Первую неделю в доме Весниных Мариша безучастно сидела возле окна в отведённой ей светёлке и на вопросы отвечала только «да» и «нет», немного оттаивая лишь после заутрени, на которую девушки ходили каждый день помолиться за душу новопреставленного Ермолая Поликарповича.
Кладя перед иконами поясные поклоны, Аня видела, как ненадолго расцветает Маришино лицо, умиротворённое словом Божиим. Помогла справиться с потерей и беседа с отцом Александром. На третий день по приезде он подал Ане с подругой знак подойти. Проведя пальцами по смоляной бороде, чуть укоризненно поглядел на Маришу и спросил напрямик:
– Значит, ты и есть сирота убиенного купца Воронова?
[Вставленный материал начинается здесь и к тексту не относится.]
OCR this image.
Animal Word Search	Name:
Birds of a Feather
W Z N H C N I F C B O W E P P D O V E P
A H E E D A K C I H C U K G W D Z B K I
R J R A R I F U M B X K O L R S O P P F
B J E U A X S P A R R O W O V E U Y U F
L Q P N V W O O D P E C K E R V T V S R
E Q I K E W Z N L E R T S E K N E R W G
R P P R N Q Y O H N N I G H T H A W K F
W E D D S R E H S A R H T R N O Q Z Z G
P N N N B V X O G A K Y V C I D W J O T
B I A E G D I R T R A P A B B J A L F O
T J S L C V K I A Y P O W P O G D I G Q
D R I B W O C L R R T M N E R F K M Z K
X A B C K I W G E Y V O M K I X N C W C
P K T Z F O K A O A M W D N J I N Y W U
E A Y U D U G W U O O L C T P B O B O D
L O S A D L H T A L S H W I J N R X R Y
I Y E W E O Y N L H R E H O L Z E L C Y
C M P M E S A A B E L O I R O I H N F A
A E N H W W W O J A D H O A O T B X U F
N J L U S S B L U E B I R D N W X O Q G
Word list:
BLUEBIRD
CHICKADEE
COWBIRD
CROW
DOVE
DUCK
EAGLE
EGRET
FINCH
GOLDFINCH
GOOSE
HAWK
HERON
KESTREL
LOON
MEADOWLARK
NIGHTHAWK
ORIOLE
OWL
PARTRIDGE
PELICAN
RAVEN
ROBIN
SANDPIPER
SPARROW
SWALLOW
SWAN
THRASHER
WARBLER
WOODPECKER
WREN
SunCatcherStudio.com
Вопреки Аниным ожиданиям, Мариша не расплакалась, а серьёзно, как на уроке Закона Божиего, ответила:
– Истинно так, батюшка.
– Отец Игнатий Брянчанинов учит нас, что смерть – великое Таинство, – сказал отец Александр, положив на Маришину голову красивую белую руку. – Она – рождение человека из земной временной жизни в вечность. Ты, небось, слышала колокольный перебор по усопшему? Помнишь, как он идёт?